Comparison of real photos (above), generated images with semantic regularization (middle row) and without it
A group of researchers from Tel Aviv University has developed a neural network capable of generating images of dishes according to their textual recipes. Thus, the housewife can see in advance what will happen in the end, if you change one or another item of the recipe: add a new ingredient or remove some of the existing ones. In principle, this scientific work is a good idea for a commercial application, especially since the source code of the program is published in the public domain .
The neural network is a modified version of the Generative-Competitive Network (GAN) called StackGAN V2. The training took place on a large base of 52 thousand pairs of images / recipes from the recipe1M data set.
In principle, a neural network can take almost any list of ingredients and instructions — even fantastic combinations — and figure out what the finished product looks like.
"It all started with the fact that I asked her grandmother's recipe for the legendary fish cutlets with tomato sauce, - tellsOri Bar El, lead author of the scientific work. - Because of her old age, she did not remember the exact recipe.
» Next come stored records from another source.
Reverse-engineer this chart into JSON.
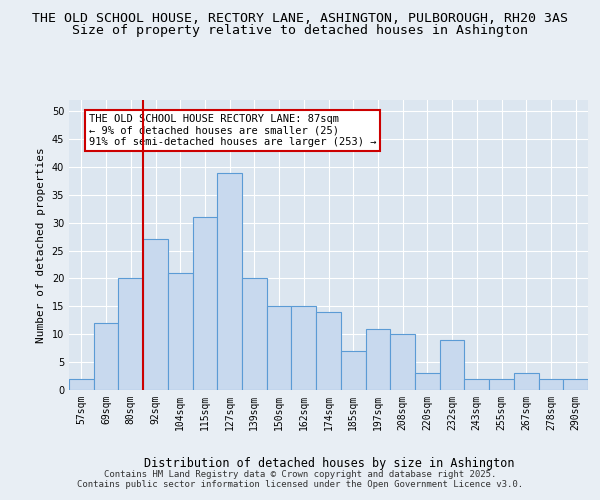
{
  "title_line1": "THE OLD SCHOOL HOUSE, RECTORY LANE, ASHINGTON, PULBOROUGH, RH20 3AS",
  "title_line2": "Size of property relative to detached houses in Ashington",
  "xlabel": "Distribution of detached houses by size in Ashington",
  "ylabel": "Number of detached properties",
  "categories": [
    "57sqm",
    "69sqm",
    "80sqm",
    "92sqm",
    "104sqm",
    "115sqm",
    "127sqm",
    "139sqm",
    "150sqm",
    "162sqm",
    "174sqm",
    "185sqm",
    "197sqm",
    "208sqm",
    "220sqm",
    "232sqm",
    "243sqm",
    "255sqm",
    "267sqm",
    "278sqm",
    "290sqm"
  ],
  "values": [
    2,
    12,
    20,
    27,
    21,
    31,
    39,
    20,
    15,
    15,
    14,
    7,
    11,
    10,
    3,
    9,
    2,
    2,
    3,
    2,
    2
  ],
  "bar_color": "#c8d9ee",
  "bar_edge_color": "#5b9bd5",
  "vline_x_index": 2.5,
  "vline_color": "#cc0000",
  "annotation_text": "THE OLD SCHOOL HOUSE RECTORY LANE: 87sqm\n← 9% of detached houses are smaller (25)\n91% of semi-detached houses are larger (253) →",
  "annotation_box_color": "#ffffff",
  "annotation_box_edge_color": "#cc0000",
  "ylim": [
    0,
    52
  ],
  "yticks": [
    0,
    5,
    10,
    15,
    20,
    25,
    30,
    35,
    40,
    45,
    50
  ],
  "background_color": "#e8eef4",
  "plot_background": "#dce6f0",
  "footer_line1": "Contains HM Land Registry data © Crown copyright and database right 2025.",
  "footer_line2": "Contains public sector information licensed under the Open Government Licence v3.0.",
  "grid_color": "#ffffff",
  "title_fontsize": 9.5,
  "subtitle_fontsize": 9.5,
  "tick_fontsize": 7,
  "ylabel_fontsize": 8,
  "xlabel_fontsize": 8.5,
  "annotation_fontsize": 7.5,
  "footer_fontsize": 6.5
}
But I was wondering whether it is possible to build a system that will display a recipe from the image of food. After thinking about this problem, I came to the conclusion that the system is too difficult to obtain an exact recipe with real and "hidden" ingredients, such as salt, pepper, butter, flour, etc. Then I wondered if it was possible to do the opposite. Namely, generate product images based on recipes. We believe that this task is very difficult for people, especially for computers. Since most modern systems of artificial intelligence are trying to replace experts in simple tasks for humans, we thought that it would be interesting to solve a problem that even goes beyond human capabilities. As you see
Generating images from text is a complex task, with many applications in the field of computer vision. Recent work has shown that generative-competitive networks (GANs) are very effective in synthesizing high-quality realistic images from low-variability and low-resolution data sets.
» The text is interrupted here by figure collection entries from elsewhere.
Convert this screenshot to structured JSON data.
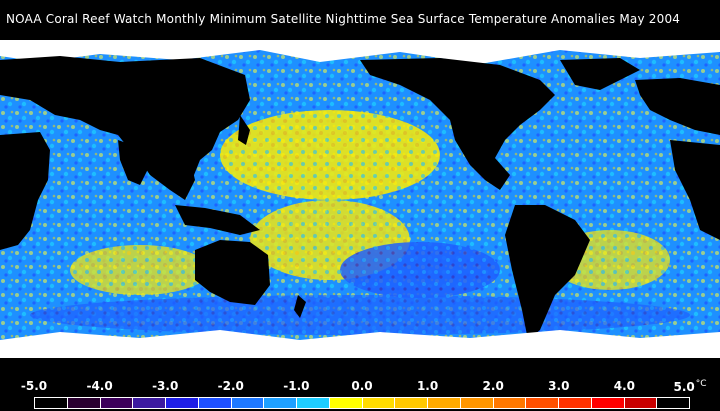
{
  "title": "NOAA Coral Reef Watch Monthly Minimum Satellite Nighttime Sea Surface Temperature Anomalies    May 2004",
  "legend": {
    "ticks": [
      "-5.0",
      "-4.0",
      "-3.0",
      "-2.0",
      "-1.0",
      "0.0",
      "1.0",
      "2.0",
      "3.0",
      "4.0",
      "5.0"
    ],
    "unit": "°C",
    "colors": [
      "#000000",
      "#2a0030",
      "#3c005a",
      "#3c1aa0",
      "#1e1ee6",
      "#1e50ff",
      "#1e78ff",
      "#1ea0ff",
      "#1ecdff",
      "#ffff00",
      "#ffdc00",
      "#ffc800",
      "#ffaa00",
      "#ff9600",
      "#ff7800",
      "#ff5000",
      "#ff3200",
      "#ff0000",
      "#c80000",
      "#000000"
    ]
  },
  "map": {
    "ocean_base": "#1e90ff",
    "land": "#000000",
    "ice": "#ffffff"
  }
}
It is also known that cGAN-type networks generate convincing images directly from the text description. Recently, a recipe1M data set containing 800,000 pairs of recipes and their corresponding images was published as part of a scientific study (see A. Salvador, N. Hynes, Y. Aytar, J. Marin, F. Ofli, I. Weber, A. the Torralba and. the Learning cross-modal embeddings for cooking the recipes and food images. with In the Proceedings of the IEEE Conference on the Computer the Vision and Pattern A Recognition, 2017). This set has high variability due to the variety of food categories by category. In addition, complex text from two sections (ingredients and instructions) is attached to images. In total, the text part can contain dozens of lines.
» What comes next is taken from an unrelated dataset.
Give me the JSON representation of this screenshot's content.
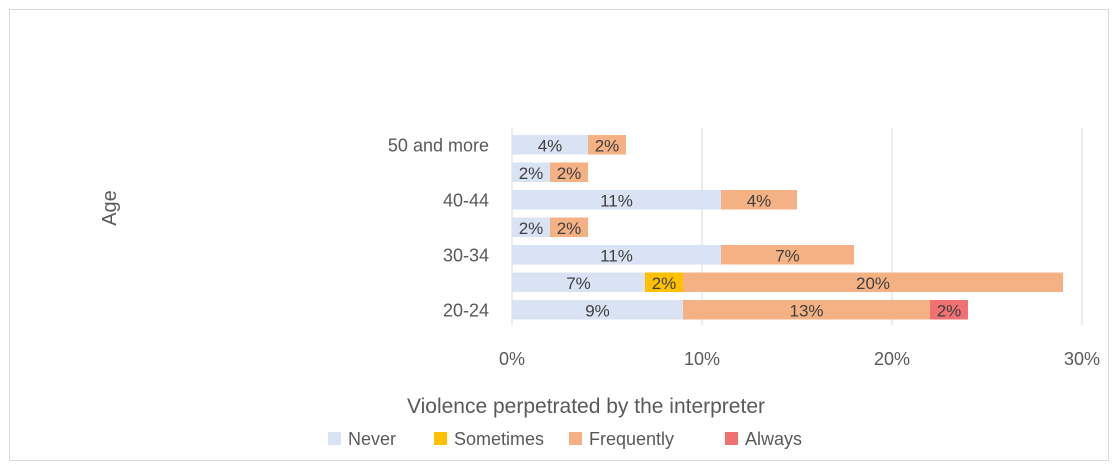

Having such an excellent set of data, scientists from Tel Aviv University could only teach a neural network. They combined the accumulated knowledge in the field of generative-adversary networks and the published data set.
Researchers recognize that the system is not perfect yet. The problem is that the initial data set is represented by images of relatively low resolution of 256 × 256 pixels, and often of poor quality, there are many images with poor lighting conditions, porridge-shaped images and non-square shaped images (which makes it difficult to train models). This fact explains why both the developed cGAN models succeeded in creating “mushy” foods (for example, pasta, rice, soups, salads), but it is very difficult for them to generate product images of a characteristic clear shape (for example, a hamburger or chicken).
In the future, the authors intend to continue work, having trained the system for the rest of the recipes (about 350 thousand images remain in the set of suitable data). However, this does not negate the fact that the available photos are of poor quality. Therefore, they admit the possibility of creating their own set based on the text of children's books and relevant images.
The scientific article was published on January 8, 2019 on the site of preprints arXiv.org (arXiv: 1901.02404).